Une recherche originale à la croisée de la médecine et de l’anthropologie
La maladie de Moyamoya est une maladie rare des vaisseaux du cerveau. Elle se caractérise par un rétrécissement progressif des artères carotides internes, responsables de l’apport sanguin au cerveau. Pour compenser cette diminution de circulation, l’organisme développe un réseau de petits vaisseaux collatéraux, souvent fragile, exposant les patients à des accidents vasculaires cérébraux (AVC) et à divers troubles neurologiques.
Une recherche doctorale récente propose une approche originale : analyser la morphologie du crâne chez des patients atteints de Moyamoya et comparer ces données avec celles de crânes fossiles d’Homo sapiens issus de différentes régions du monde. L’objectif est de mieux comprendre les liens entre anatomie crânienne, circulation cérébrale, sévérité de la maladie et évolution humaine.
Pourquoi s’intéresser à la forme du crâne dans la maladie de Moyamoya ?
Le cerveau et ses vaisseaux laissent des empreintes visibles sur la face interne du crâne, appelées empreintes endocrâniennes. Ces marques reflètent notamment le passage des artères et des veines, l’organisation des réseaux méningés et les zones de sortie des vaisseaux à la base du crâne.
Chez les patients atteints de Moyamoya, ces structures pourraient présenter des caractéristiques particulières, liées aux adaptations du système vasculaire cérébral face au rétrécissement progressif des artères principales.

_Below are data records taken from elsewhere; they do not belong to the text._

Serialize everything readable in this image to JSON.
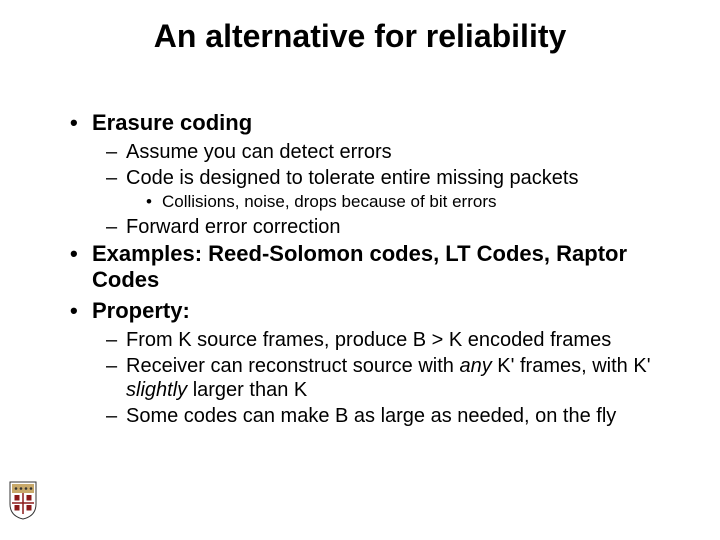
{
  "title": "An alternative for reliability",
  "b1": {
    "label": "Erasure coding"
  },
  "b1s": {
    "a": "Assume you can detect errors",
    "b": "Code is designed to tolerate entire missing packets",
    "b_sub": "Collisions, noise, drops because of bit errors",
    "c": "Forward error correction"
  },
  "b2": {
    "label": "Examples: Reed-Solomon codes, LT Codes, Raptor Codes"
  },
  "b3": {
    "label": "Property:"
  },
  "b3s": {
    "a": "From K source frames, produce B > K encoded frames",
    "b_pre": "Receiver can reconstruct source with ",
    "b_em1": "any",
    "b_mid": " K' frames, with K' ",
    "b_em2": "slightly",
    "b_post": " larger than K",
    "c": "Some codes can make B as large as needed, on the fly"
  },
  "glyphs": {
    "bullet": "•",
    "dash": "–",
    "dot": "•"
  }
}
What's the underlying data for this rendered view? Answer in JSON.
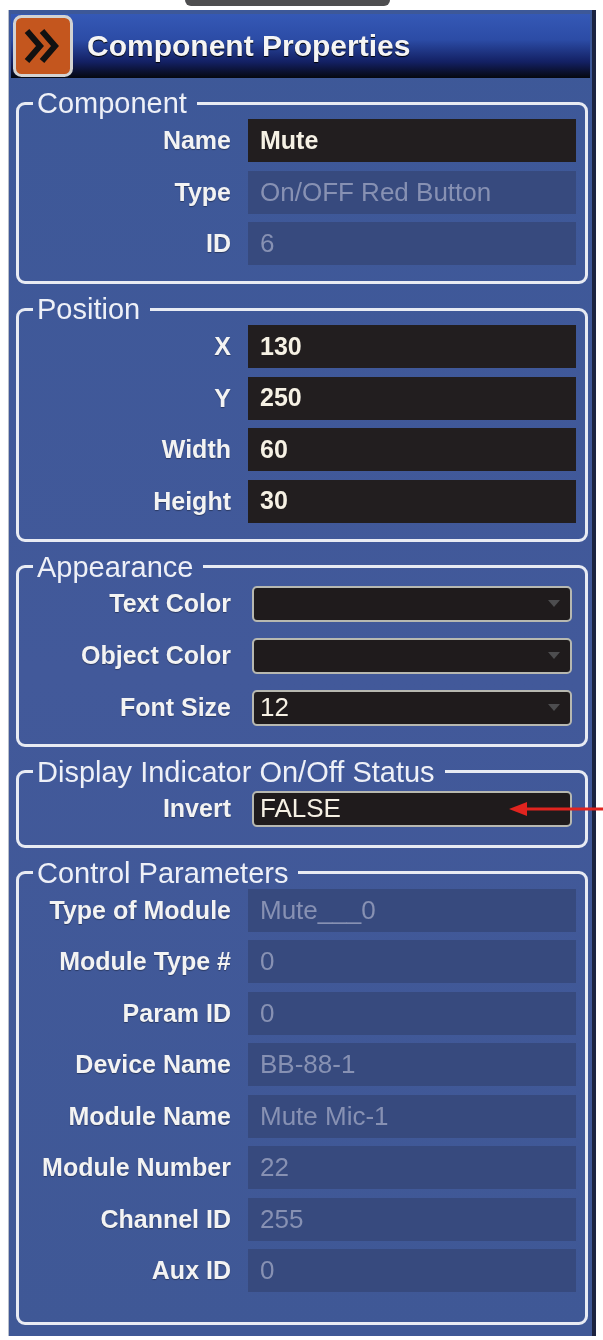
{
  "panel": {
    "title": "Component Properties"
  },
  "groups": [
    {
      "title": "Component",
      "arrow": false,
      "fields": [
        {
          "label": "Name",
          "kind": "text",
          "value": "Mute",
          "disabled": false
        },
        {
          "label": "Type",
          "kind": "text",
          "value": "On/OFF Red Button",
          "disabled": true
        },
        {
          "label": "ID",
          "kind": "text",
          "value": "6",
          "disabled": true
        }
      ]
    },
    {
      "title": "Position",
      "arrow": false,
      "fields": [
        {
          "label": "X",
          "kind": "text",
          "value": "130",
          "disabled": false
        },
        {
          "label": "Y",
          "kind": "text",
          "value": "250",
          "disabled": false
        },
        {
          "label": "Width",
          "kind": "text",
          "value": "60",
          "disabled": false
        },
        {
          "label": "Height",
          "kind": "text",
          "value": "30",
          "disabled": false
        }
      ]
    },
    {
      "title": "Appearance",
      "arrow": false,
      "fields": [
        {
          "label": "Text Color",
          "kind": "dropdown",
          "disabled": false
        },
        {
          "label": "Object Color",
          "kind": "dropdown",
          "disabled": false
        },
        {
          "label": "Font Size",
          "kind": "dropdown",
          "value": "12",
          "disabled": false
        }
      ]
    },
    {
      "title": "Display Indicator On/Off Status",
      "arrow": true,
      "fields": [
        {
          "label": "Invert",
          "kind": "toggle",
          "value": "FALSE",
          "disabled": false
        }
      ]
    },
    {
      "title": "Control Parameters",
      "arrow": false,
      "fields": [
        {
          "label": "Type of Module",
          "kind": "text",
          "value": "Mute___0",
          "disabled": true
        },
        {
          "label": "Module Type #",
          "kind": "text",
          "value": "0",
          "disabled": true
        },
        {
          "label": "Param ID",
          "kind": "text",
          "value": "0",
          "disabled": true
        },
        {
          "label": "Device Name",
          "kind": "text",
          "value": "BB-88-1",
          "disabled": true
        },
        {
          "label": "Module Name",
          "kind": "text",
          "value": "Mute Mic-1",
          "disabled": true
        },
        {
          "label": "Module Number",
          "kind": "text",
          "value": "22",
          "disabled": true
        },
        {
          "label": "Channel ID",
          "kind": "text",
          "value": "255",
          "disabled": true
        },
        {
          "label": "Aux ID",
          "kind": "text",
          "value": "0",
          "disabled": true
        }
      ]
    }
  ]
}
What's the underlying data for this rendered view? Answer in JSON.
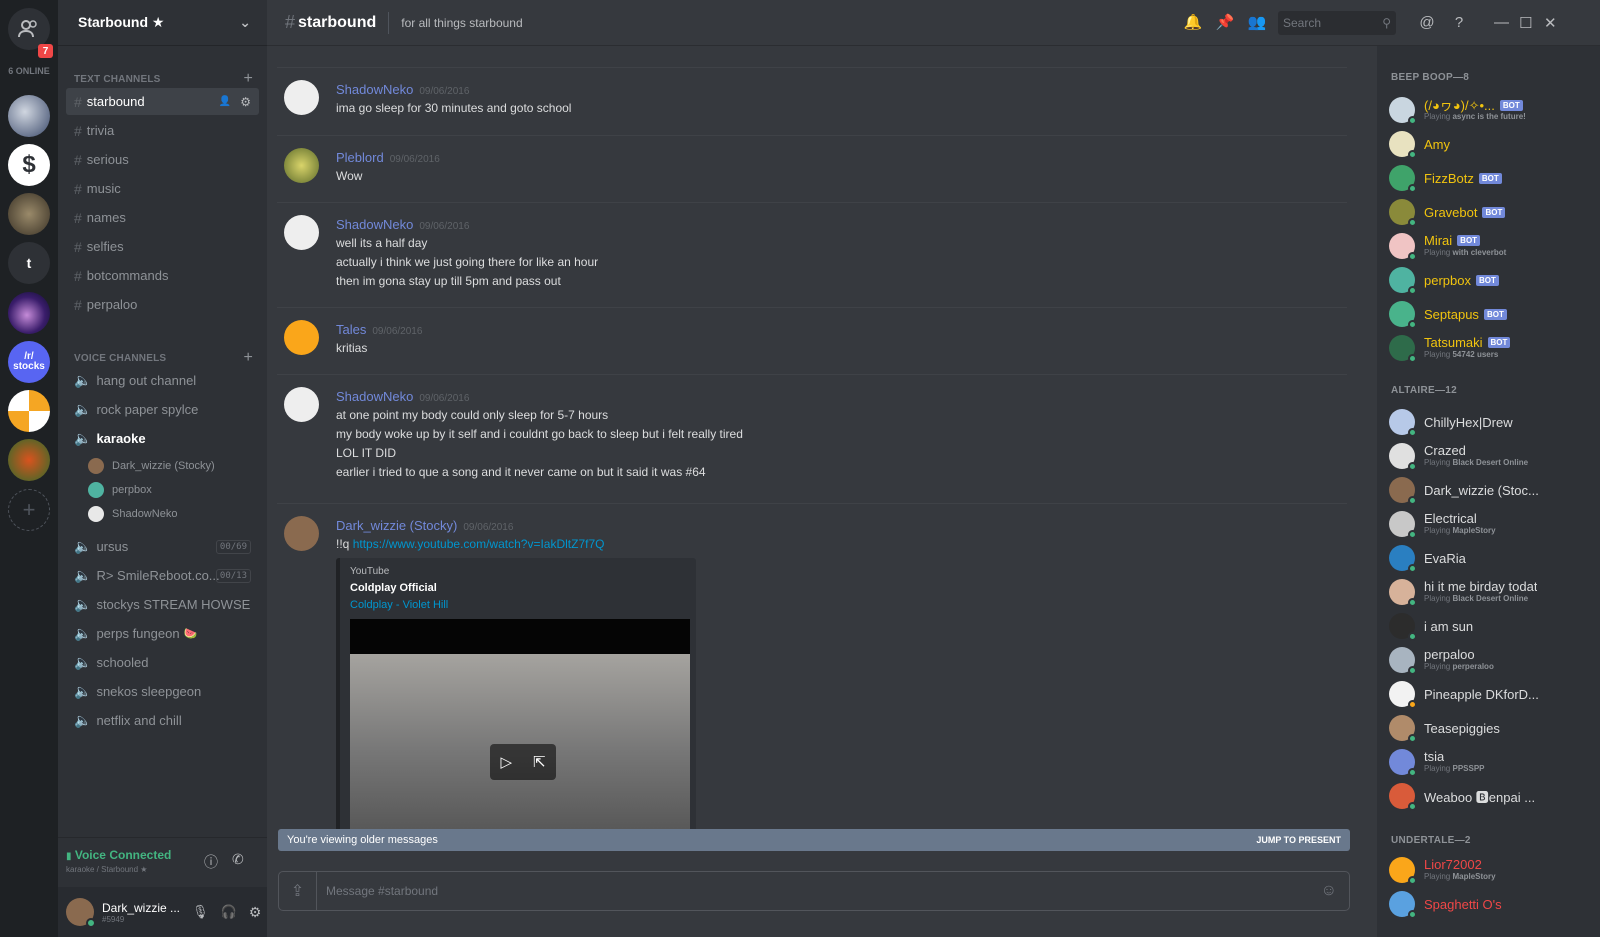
{
  "rail": {
    "badge": "7",
    "online": "6 ONLINE",
    "t_server": "t",
    "stocks_label": "/r/ stocks",
    "add": "+"
  },
  "guild": {
    "name": "Starbound ★",
    "chevron": "⌄"
  },
  "text_header": "TEXT CHANNELS",
  "text_channels": [
    "starbound",
    "trivia",
    "serious",
    "music",
    "names",
    "selfies",
    "botcommands",
    "perpaloo"
  ],
  "voice_header": "VOICE CHANNELS",
  "voice_channels": {
    "a": [
      "hang out channel",
      "rock paper spylce"
    ],
    "karaoke": "karaoke",
    "karaoke_users": [
      "Dark_wizzie (Stocky)",
      "perpbox",
      "ShadowNeko"
    ],
    "b": [
      {
        "name": "ursus",
        "count": "00/69"
      },
      {
        "name": "R> SmileReboot.co...",
        "count": "00/13"
      }
    ],
    "c": [
      "stockys STREAM HOWSE",
      "perps fungeon",
      "schooled",
      "snekos sleepgeon",
      "netflix and chill"
    ]
  },
  "voice_status": {
    "title": "Voice Connected",
    "sub": "karaoke / Starbound ★"
  },
  "me": {
    "name": "Dark_wizzie ...",
    "tag": "#5949"
  },
  "channel": {
    "name": "starbound",
    "topic": "for all things starbound",
    "search": "Search"
  },
  "messages": [
    {
      "user": "ShadowNeko",
      "time": "09/06/2016",
      "lines": [
        "ima go sleep for 30 minutes and goto school"
      ]
    },
    {
      "user": "Pleblord",
      "time": "09/06/2016",
      "lines": [
        "Wow"
      ]
    },
    {
      "user": "ShadowNeko",
      "time": "09/06/2016",
      "lines": [
        "well its a half day",
        "actually i think we just going there for like an hour",
        "then im gona stay up till 5pm and pass out"
      ]
    },
    {
      "user": "Tales",
      "time": "09/06/2016",
      "lines": [
        "kritias"
      ]
    },
    {
      "user": "ShadowNeko",
      "time": "09/06/2016",
      "lines": [
        "at one point my body could only sleep for 5-7 hours",
        "my body woke up by it self and i couldnt go back to sleep but i felt really tired",
        "LOL IT DID",
        "earlier i tried to que a song and it never  came on but it said it was #64"
      ]
    },
    {
      "user": "Dark_wizzie (Stocky)",
      "time": "09/06/2016",
      "prefix": "!!q ",
      "link": "https://www.youtube.com/watch?v=IakDltZ7f7Q"
    }
  ],
  "embed": {
    "provider": "YouTube",
    "author": "Coldplay Official",
    "title": "Coldplay - Violet Hill"
  },
  "older": {
    "text": "You're viewing older messages",
    "jump": "JUMP TO PRESENT"
  },
  "input": {
    "placeholder": "Message #starbound"
  },
  "groups": [
    {
      "label": "BEEP BOOP—8"
    },
    {
      "label": "ALTAIRE—12"
    },
    {
      "label": "UNDERTALE—2"
    }
  ],
  "members": [
    {
      "name": "(/◕ヮ◕)/✧•...",
      "bot": "BOT",
      "playing": "Playing",
      "game": "async is the future!"
    },
    {
      "name": "Amy"
    },
    {
      "name": "FizzBotz",
      "bot": "BOT"
    },
    {
      "name": "Gravebot",
      "bot": "BOT"
    },
    {
      "name": "Mirai",
      "bot": "BOT",
      "playing": "Playing",
      "game": "with cleverbot"
    },
    {
      "name": "perpbox",
      "bot": "BOT"
    },
    {
      "name": "Septapus",
      "bot": "BOT"
    },
    {
      "name": "Tatsumaki",
      "bot": "BOT",
      "playing": "Playing",
      "game": "54742 users"
    },
    {
      "name": "ChillyHex|Drew"
    },
    {
      "name": "Crazed",
      "playing": "Playing",
      "game": "Black Desert Online"
    },
    {
      "name": "Dark_wizzie (Stoc..."
    },
    {
      "name": "Electrical",
      "playing": "Playing",
      "game": "MapleStory"
    },
    {
      "name": "EvaRia"
    },
    {
      "name": "hi it me birday todat",
      "playing": "Playing",
      "game": "Black Desert Online"
    },
    {
      "name": "i am sun"
    },
    {
      "name": "perpaloo",
      "playing": "Playing",
      "game": "perperaloo"
    },
    {
      "name": "Pineapple DKforD..."
    },
    {
      "name": "Teasepiggies"
    },
    {
      "name": "tsia",
      "playing": "Playing",
      "game": "PPSSPP"
    },
    {
      "name": "Weaboo 🅱enpai ..."
    },
    {
      "name": "Lior72002",
      "playing": "Playing",
      "game": "MapleStory"
    },
    {
      "name": "Spaghetti O's"
    }
  ],
  "colors": {
    "accent": "#7289da",
    "online": "#43b581",
    "gold": "#f1c40f",
    "red": "#f04747"
  }
}
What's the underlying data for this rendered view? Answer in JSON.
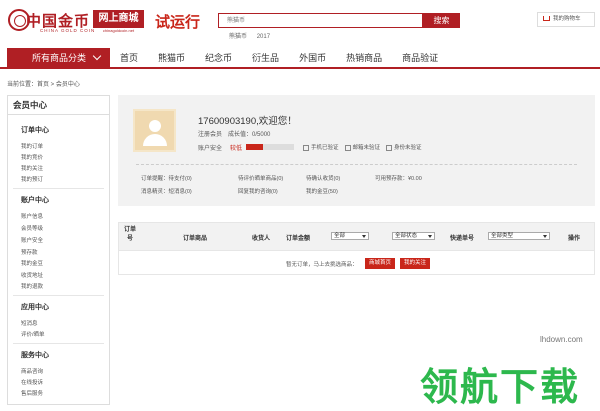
{
  "header": {
    "logo_cn": "中国金币",
    "logo_en": "CHINA GOLD COIN",
    "badge": "网上商城",
    "badge_sub": "chinagoldcoin.net",
    "trial": "试运行",
    "search_placeholder": "熊猫币",
    "search_button": "搜索",
    "hot_words": [
      "熊猫币",
      "2017"
    ],
    "cart": "我的购物车"
  },
  "nav": {
    "all_categories": "所有商品分类",
    "items": [
      "首页",
      "熊猫币",
      "纪念币",
      "衍生品",
      "外国币",
      "热销商品",
      "商品验证"
    ]
  },
  "breadcrumb": "当前位置：首页 > 会员中心",
  "sidebar": {
    "title": "会员中心",
    "sections": [
      {
        "title": "订单中心",
        "items": [
          "我的订单",
          "我的竞价",
          "我的关注",
          "我的预订"
        ]
      },
      {
        "title": "账户中心",
        "items": [
          "账户信息",
          "会员等级",
          "账户安全",
          "预存款",
          "我的金豆",
          "收货地址",
          "我的退款"
        ]
      },
      {
        "title": "应用中心",
        "items": [
          "短消息",
          "评价/晒单"
        ]
      },
      {
        "title": "服务中心",
        "items": [
          "商品咨询",
          "在线投诉",
          "售后服务"
        ]
      }
    ]
  },
  "profile": {
    "welcome": "17600903190,欢迎您！",
    "member_type": "注册会员",
    "growth": "成长值：0/5000",
    "safety_label": "账户安全",
    "safety_level": "较低",
    "safety_fraction": 0.35,
    "verifications": [
      "手机已验证",
      "邮箱未验证",
      "身份未验证"
    ],
    "stats_row1": [
      "订单提醒：待支付(0)",
      "待评价晒单商品(0)",
      "待确认收货(0)",
      "可用预存款：¥0.00"
    ],
    "stats_row2": [
      "消息精灵：短消息(0)",
      "回复我的咨询(0)",
      "我的金豆(50)"
    ]
  },
  "orders": {
    "columns": [
      "订单号",
      "订单商品",
      "收货人",
      "订单金额",
      "",
      "",
      "快递单号",
      "",
      "操作"
    ],
    "filters": [
      "全部",
      "全部状态",
      "全部类型"
    ],
    "empty_text": "暂无订单，马上去挑选商品：",
    "btn_mall": "商城首页",
    "btn_follow": "我的关注"
  },
  "watermark": {
    "text": "领航下载",
    "url": "lhdown.com"
  },
  "colors": {
    "brand": "#b01f24",
    "accent": "#c9261a",
    "watermark": "#2db84d"
  }
}
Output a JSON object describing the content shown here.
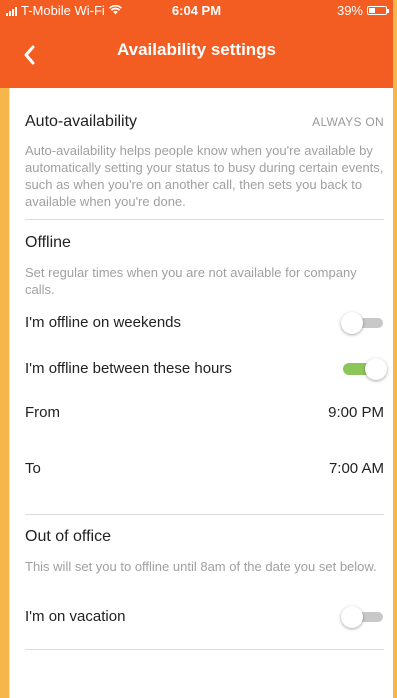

Une étude basée sur l’imagerie tridimensionnelle de 75 patients
Cette recherche repose sur l’analyse rétrospective des données d’imagerie médicale de 75 patients diagnostiqués avec une maladie de Moyamoya. Grâce à des techniques de reconstruction en trois dimensions, les chercheurs ont pu étudier précisément la morphologie du crâne.
L’analyse s’est concentrée sur plusieurs éléments anatomiques :
- les empreintes veineuses et méningées visibles à l’intérieur du crâne,
- les foramens de la base du crâne, en particulier le foramen carotidien et le foramen spinosum,
- l’épaisseur globale de l’os crânien.
Ces données ont ensuite été comparées à celles de crânes fossiles d’Homo sapiens, étudiés par imagerie et provenant de différentes régions géographiques.
Des signatures crâniennes spécifiques à la maladie de Moyamoya ?
L’hypothèse principale de ce travail est que la maladie de Moyamoya pourrait être associée à des signatures radiologiques spécifiques du crâne, visibles sur les examens d’imagerie.
Certaines caractéristiques morphologiques pourraient être corrélées à la sévérité clinique de la maladie et refléter des mécanismes d’adaptation du système vasculaire cérébral. Ces observations pourraient, à terme, contribuer à une meilleure compréhension des variations individuelles observées chez les patients.
Un lien inédit avec l’évolution du cerveau humain
L’originalité majeure de cette recherche réside dans la comparaison avec des populations humaines fossiles. La forme du crâne et l’organisation de la vascularisation cérébrale sont le résultat de milliers d’années d’évolution.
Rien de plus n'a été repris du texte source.